Alain Cirelli, the chef-entrepreneur who transformed a dream into a landscape
Alain Cirelli is more than just a name in the restaurant business: he’s a story that unfolds between Paris and Florence, between Savoy and Versilia, between Michelin-starred kitchens and hillside vegetable gardens, between French discipline and respect for Italian produce. Behind his trademark measured smile and low profile, Cirelli has built a career path that deserves to be interpreted more as an existential experience than simply as a chef’s career.

Born in Chambéry in 1967 to a family of Italian immigrants, Cirelli brings with him two legacies: a culture of service—his parents ran a hotel-restaurant—and a natural inclination toward food craftsmanship. His training in the great kitchens of Paris, up to his apprenticeship with Bernard Pacaud at L’Ambroisie and his Italian experience at Enoteca Pinchiorri, are obligatory stages in a rigorous school that has hardened him; But they are also the testing ground where he honed a sensibility based on attention to detail and mastery of technique.

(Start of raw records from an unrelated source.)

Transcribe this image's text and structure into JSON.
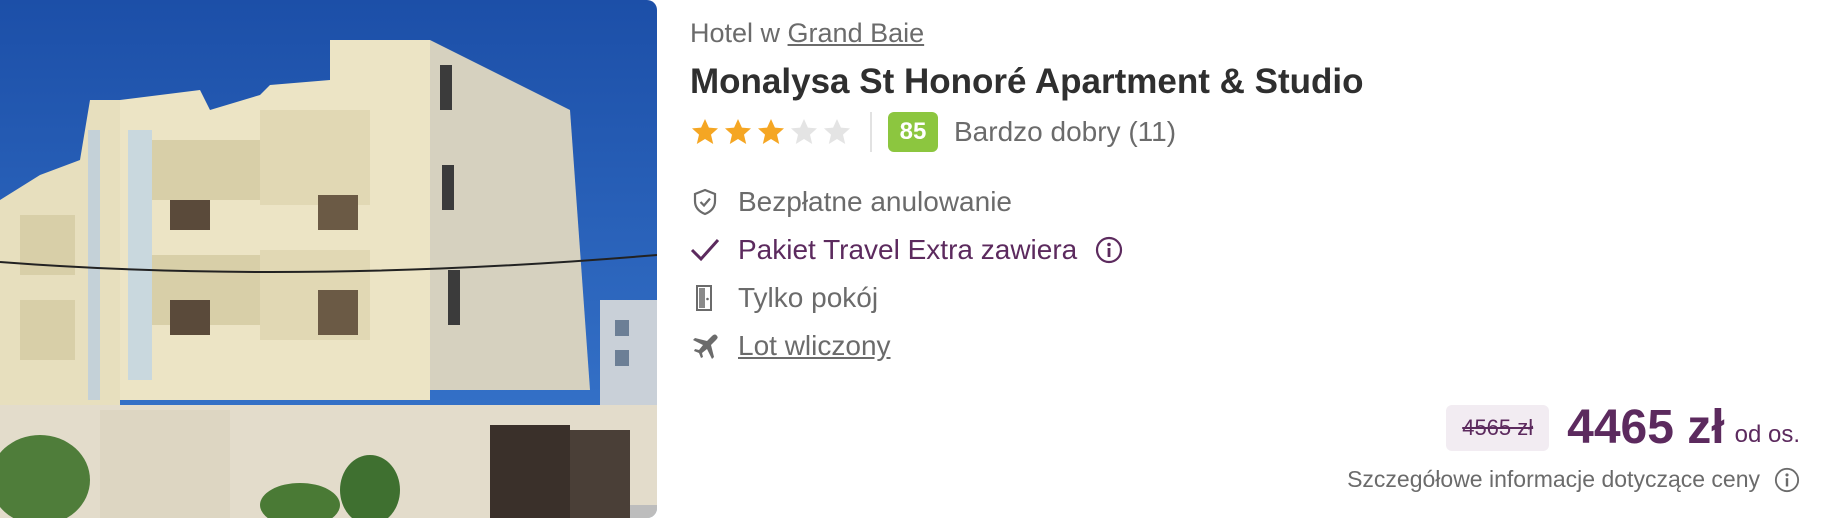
{
  "hotel": {
    "location_prefix": "Hotel w",
    "location_link": "Grand Baie",
    "name": "Monalysa St Honoré Apartment & Studio",
    "stars": {
      "filled": 3,
      "total": 5
    },
    "score": "85",
    "rating_text": "Bardzo dobry (11)"
  },
  "features": [
    {
      "icon": "shield-check-icon",
      "label": "Bezpłatne anulowanie"
    },
    {
      "icon": "checkmark-icon",
      "label": "Pakiet Travel Extra zawiera",
      "info": "info-icon"
    },
    {
      "icon": "door-icon",
      "label": "Tylko pokój"
    },
    {
      "icon": "plane-icon",
      "label": "Lot wliczony"
    }
  ],
  "price": {
    "old": "4565 zł",
    "current": "4465 zł",
    "per": "od os.",
    "details_link": "Szczegółowe informacje dotyczące ceny"
  },
  "colors": {
    "accent_purple": "#5c2a5e",
    "score_green": "#8cc63f",
    "star_gold": "#f5a623",
    "text_gray": "#6b6b6b"
  }
}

What makes his story interesting, however, is not the collection of famous names on his resume, but the transition that transforms the chef into a “place creator.” Paradis Pietrasanta, a boutique hotel housed in a historic building in the city center, and Paradis Agricole, nine hectares of olive groves, cypress trees, vegetable gardens, and custom-built livestock, are not just businesses or showcases of style. They are projects consistent with a vision: cuisine as a guardian of the land and memory, hospitality as a slow, cultural, and sensorial experience.

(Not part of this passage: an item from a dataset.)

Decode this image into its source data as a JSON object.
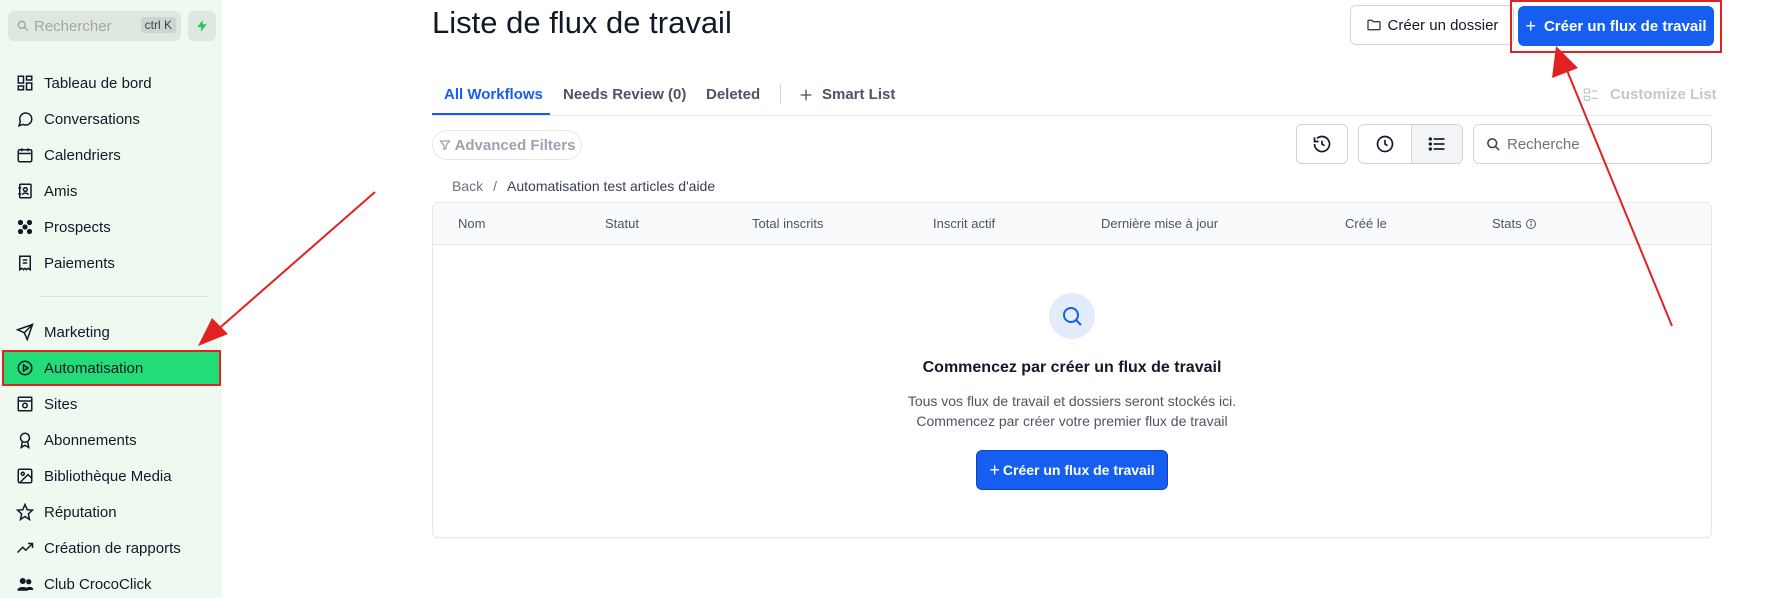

The choice to grow, raise, and produce his own produce is not an aesthetic quirk but a strategy of authenticity. “A chef always dreams of going to his own garden to pick his own vegetables,” says Alain. Water self-sufficiency, photovoltaic panels, and the return of animal species are concrete indicators of a restaurant model that legalizes the connection between dining and the local area: the supply chain is shortened, quality is measured, and the guest experience becomes exclusive and verifiable.

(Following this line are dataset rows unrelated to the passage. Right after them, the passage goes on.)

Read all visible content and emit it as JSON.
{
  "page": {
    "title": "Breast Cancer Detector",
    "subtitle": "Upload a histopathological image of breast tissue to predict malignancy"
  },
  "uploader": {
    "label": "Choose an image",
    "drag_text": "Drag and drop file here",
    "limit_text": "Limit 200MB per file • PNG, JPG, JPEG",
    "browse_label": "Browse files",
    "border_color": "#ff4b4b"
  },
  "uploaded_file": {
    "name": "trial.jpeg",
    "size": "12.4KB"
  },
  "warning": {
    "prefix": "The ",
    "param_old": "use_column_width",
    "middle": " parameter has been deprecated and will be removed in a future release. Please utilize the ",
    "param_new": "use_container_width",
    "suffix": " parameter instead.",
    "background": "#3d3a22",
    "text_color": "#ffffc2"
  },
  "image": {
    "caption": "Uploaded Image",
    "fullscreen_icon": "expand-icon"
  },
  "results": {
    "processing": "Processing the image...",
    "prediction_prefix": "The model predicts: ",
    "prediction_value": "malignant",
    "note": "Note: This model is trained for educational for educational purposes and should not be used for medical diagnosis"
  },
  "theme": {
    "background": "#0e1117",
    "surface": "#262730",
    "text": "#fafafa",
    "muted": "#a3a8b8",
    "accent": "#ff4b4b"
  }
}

What differentiates his approach from the French or Italian “tradition”? It’s a summary. From France, he brings the discipline of techniques and the love of craftsmanship; from Italy, he learns the cult of the product, the simplicity that doesn’t hide but enhances.

He admits he no longer uses butter and cream: olive oil has rewritten his palate. This seemingly technical deviation is actually a cultural act: Alain reinvents classicism through a radical respect for the raw material. His role as an entrepreneur is equally significant. His ability to network local artisans, restorers, architects (including French ones, as he chose for the restoration of Paradis), and artists demonstrates a leadership that doesn’t impose, but articulates expertise. The result is a space that functions as an art gallery, an experimental farm, and a restaurant with lofty ambitions: a hybrid model of quality tourism and rural regeneration. The impact on Versilia is not just aesthetic: it’s economic and relational.

Establishments like Paradis enrich the local offering, create jobs, and attract a tourist demand sensitive to quality and sustainability. But more than that, they mark a cultural trend: the reconversion of Michelin-starred chefs into landscape custodians, choosing to return to the land part of the value created in the dining room. Alain is a witness to a change that affects the entire hospitality industry: the era of ostentation is giving way to that of responsibility. His work demonstrates that fine dining is not just high-tech, but also a civil service, a practice that that nurtures communities, protects biodiversity, and transforms tourists into curious guests, not hasty consumers.

If Paradis is a “paradise,” it is to the extent that it was designed and built to last: a project that strives for continuity, not ephemerality. In a landscape where restaurants often chase status and numbers, Alain Cirelli proposes a different ambition: to make beauty, care, and responsibility the true measure of success. And this, today, is already a revolution that cannot separate ethics from aesthetics.